Wally Brooks and His Sunshine Girls

Slapstick comedy. Costumes and rural setting. Dancing.
Comic dialogue and singing.
"Alabama Jubilee," "That Dixie Band" and "Honeymoon Bells."
At the Palace much laughter was caused by Hiram's love making, Hiram reading from a book of instructions on love which bit is also done in the Ardpath act.

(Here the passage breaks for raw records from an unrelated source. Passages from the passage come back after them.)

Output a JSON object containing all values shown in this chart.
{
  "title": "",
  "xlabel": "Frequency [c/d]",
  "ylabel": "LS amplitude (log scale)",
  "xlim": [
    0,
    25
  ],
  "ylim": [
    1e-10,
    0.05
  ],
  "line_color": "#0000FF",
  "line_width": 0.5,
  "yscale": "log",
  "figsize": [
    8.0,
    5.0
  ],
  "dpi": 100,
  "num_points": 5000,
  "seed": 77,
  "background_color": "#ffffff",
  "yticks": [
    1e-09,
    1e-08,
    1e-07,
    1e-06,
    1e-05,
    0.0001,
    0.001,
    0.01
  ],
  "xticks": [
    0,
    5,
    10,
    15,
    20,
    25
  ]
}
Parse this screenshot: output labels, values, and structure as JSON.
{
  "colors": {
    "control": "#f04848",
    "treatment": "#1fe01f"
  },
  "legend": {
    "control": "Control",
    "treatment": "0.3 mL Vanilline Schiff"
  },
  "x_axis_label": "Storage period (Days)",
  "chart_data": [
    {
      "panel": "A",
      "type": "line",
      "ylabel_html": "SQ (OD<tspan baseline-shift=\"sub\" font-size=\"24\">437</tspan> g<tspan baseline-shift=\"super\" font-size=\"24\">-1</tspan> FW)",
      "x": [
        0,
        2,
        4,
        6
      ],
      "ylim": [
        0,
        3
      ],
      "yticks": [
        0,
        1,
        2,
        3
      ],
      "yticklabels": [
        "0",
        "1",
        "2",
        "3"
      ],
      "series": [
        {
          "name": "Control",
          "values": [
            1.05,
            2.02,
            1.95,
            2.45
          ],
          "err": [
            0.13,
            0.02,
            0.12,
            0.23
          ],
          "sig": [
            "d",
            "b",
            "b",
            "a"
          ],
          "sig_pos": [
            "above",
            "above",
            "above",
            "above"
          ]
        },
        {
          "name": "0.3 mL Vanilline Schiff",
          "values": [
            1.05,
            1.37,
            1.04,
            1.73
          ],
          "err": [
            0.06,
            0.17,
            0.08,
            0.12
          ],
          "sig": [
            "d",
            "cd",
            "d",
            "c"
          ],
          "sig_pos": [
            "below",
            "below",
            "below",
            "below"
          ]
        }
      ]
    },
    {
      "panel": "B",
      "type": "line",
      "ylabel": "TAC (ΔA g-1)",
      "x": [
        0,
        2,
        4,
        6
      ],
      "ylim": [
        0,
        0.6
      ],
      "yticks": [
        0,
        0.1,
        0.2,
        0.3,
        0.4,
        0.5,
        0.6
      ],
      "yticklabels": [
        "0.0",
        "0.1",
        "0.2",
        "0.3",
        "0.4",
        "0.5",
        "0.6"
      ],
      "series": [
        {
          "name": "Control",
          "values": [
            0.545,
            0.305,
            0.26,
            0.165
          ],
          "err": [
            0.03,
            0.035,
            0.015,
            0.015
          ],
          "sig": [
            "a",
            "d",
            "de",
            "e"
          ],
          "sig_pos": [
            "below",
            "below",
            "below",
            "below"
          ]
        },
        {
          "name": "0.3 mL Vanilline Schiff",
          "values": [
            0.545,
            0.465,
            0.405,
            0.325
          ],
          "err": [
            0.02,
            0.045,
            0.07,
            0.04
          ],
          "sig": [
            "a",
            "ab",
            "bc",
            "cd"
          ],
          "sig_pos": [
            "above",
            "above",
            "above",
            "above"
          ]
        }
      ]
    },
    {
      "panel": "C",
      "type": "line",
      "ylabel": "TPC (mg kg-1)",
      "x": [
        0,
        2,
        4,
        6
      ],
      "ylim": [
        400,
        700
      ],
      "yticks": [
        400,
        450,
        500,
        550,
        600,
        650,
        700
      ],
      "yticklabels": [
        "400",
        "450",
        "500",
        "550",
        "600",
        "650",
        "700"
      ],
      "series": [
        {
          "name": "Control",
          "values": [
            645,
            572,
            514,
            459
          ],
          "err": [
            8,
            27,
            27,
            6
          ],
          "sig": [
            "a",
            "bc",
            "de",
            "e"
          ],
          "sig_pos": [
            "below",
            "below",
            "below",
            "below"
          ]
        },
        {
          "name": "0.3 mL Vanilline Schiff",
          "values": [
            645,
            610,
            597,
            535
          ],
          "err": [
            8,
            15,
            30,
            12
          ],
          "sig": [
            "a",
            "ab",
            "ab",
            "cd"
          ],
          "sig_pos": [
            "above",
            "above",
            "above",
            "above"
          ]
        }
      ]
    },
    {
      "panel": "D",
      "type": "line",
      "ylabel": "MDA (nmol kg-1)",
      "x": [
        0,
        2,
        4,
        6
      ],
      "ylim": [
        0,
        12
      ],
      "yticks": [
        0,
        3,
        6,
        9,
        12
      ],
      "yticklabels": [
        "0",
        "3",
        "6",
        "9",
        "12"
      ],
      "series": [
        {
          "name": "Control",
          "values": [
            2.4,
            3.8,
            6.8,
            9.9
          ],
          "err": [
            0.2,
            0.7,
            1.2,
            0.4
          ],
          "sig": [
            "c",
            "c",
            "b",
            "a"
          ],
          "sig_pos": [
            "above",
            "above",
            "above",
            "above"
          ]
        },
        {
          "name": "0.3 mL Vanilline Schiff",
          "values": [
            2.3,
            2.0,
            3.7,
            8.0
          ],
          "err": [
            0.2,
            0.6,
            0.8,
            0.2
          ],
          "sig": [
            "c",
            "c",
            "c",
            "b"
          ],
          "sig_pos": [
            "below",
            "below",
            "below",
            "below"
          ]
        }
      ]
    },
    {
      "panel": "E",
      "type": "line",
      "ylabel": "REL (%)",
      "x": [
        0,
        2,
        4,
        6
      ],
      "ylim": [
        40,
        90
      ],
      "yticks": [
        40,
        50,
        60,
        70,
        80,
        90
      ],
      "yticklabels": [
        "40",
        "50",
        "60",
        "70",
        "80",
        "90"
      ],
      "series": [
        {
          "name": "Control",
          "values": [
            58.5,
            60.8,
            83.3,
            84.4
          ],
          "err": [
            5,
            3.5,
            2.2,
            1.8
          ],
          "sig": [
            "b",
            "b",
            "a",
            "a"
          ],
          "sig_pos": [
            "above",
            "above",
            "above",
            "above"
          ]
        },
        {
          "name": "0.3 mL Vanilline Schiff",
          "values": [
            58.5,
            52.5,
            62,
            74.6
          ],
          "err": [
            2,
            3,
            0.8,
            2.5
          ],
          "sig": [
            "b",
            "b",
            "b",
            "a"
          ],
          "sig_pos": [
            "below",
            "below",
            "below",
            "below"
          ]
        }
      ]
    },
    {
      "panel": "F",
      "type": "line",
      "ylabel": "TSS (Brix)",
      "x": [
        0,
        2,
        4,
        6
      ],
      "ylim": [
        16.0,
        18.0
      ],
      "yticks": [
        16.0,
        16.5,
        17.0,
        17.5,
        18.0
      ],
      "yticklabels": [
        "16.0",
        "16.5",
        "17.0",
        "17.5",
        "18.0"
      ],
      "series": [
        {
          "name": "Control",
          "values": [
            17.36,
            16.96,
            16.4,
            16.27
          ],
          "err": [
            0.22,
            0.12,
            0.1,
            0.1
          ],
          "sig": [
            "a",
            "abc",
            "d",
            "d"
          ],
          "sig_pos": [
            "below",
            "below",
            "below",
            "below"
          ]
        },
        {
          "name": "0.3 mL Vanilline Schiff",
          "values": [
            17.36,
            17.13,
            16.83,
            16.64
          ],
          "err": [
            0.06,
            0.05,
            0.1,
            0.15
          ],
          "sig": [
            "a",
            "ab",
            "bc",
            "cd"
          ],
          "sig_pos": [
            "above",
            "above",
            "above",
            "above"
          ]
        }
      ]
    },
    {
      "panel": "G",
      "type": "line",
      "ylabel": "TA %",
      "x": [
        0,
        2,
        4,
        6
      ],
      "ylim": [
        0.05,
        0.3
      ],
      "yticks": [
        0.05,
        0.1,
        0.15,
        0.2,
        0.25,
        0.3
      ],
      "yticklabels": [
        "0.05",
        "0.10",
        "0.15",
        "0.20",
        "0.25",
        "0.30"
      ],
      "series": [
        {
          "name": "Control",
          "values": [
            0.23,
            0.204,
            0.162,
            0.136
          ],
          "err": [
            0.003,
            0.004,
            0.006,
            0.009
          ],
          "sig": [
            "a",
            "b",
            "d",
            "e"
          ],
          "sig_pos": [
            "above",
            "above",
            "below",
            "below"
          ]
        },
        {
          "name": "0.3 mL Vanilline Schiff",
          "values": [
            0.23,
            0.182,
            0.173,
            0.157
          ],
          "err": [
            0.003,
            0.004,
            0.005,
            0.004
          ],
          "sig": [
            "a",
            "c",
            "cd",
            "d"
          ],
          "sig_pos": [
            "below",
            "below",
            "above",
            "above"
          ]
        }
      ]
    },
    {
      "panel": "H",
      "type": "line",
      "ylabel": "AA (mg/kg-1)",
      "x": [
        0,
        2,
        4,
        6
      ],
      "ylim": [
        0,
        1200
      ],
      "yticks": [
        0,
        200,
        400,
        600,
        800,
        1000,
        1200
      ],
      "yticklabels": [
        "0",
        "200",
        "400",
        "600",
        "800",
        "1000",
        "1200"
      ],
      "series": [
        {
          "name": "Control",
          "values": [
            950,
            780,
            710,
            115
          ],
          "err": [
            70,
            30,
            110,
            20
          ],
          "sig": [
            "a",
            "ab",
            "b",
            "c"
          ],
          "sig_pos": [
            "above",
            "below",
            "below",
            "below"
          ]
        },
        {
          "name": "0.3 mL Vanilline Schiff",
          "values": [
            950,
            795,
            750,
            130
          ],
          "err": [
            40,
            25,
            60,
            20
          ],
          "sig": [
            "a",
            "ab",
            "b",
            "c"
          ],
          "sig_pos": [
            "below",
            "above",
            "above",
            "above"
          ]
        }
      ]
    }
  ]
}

At this hour one must make comparisons with Brooks' act with that of the Ardpath vaudeville troop as each turn is of the rural sort that has a show company hit the farm with the leading character a blustery, breezy overgrown country boy named Hiram. There is also the dinner scene with the usual bits of the hot coffee pot being thrust down the centre of the older Rube's pants in the act, the hand burning by the hot potatoes, the hands in the bowl, etc., which both acts use. In the Ardpath turn there is live stock and a more countrified aspect, with a Rube sheriff and several show girls in long dresses. In the Brooks offering there are two Rube characters, a soubrette girlie called Trixie, to whom Hiram makes love, and five choristers, who make several pleasing changes of costumes and help out on most of the numbers with voice and feet. Brooks also does the hot potato picking up with the pitchfork. Brooks may have done his type of rube comedy long before Ardpath and it may have been vice versa. It's up to them to settle the matter between themselves. Miss [Dorothy] Melantanio is sure a good looker, shows considerable pep, although experience and some modern stepping instructions will help her advance, and is a great help to Brooks all the way. The act runs 19 minutes, having a full stage special farm exterior. "Alabama Jubilee" is the opening number, the girls wearing old fashioned dresses for this number. The next selection is "That Dixie Band," the girls wearing purpled outfits of the abbreviated type. The next was "Honeymoon Bells," with Brooks and Miss Melantanio leading, doing a dance at the close. The girl also changed for this number, wearing white dresses. Miss Melatanio changed into a nifty pink array for the last half of the turn. She is of the typical soubrette style, short, curly hair and wearing the accustomed regalia hat shows her shapely legs to advantage.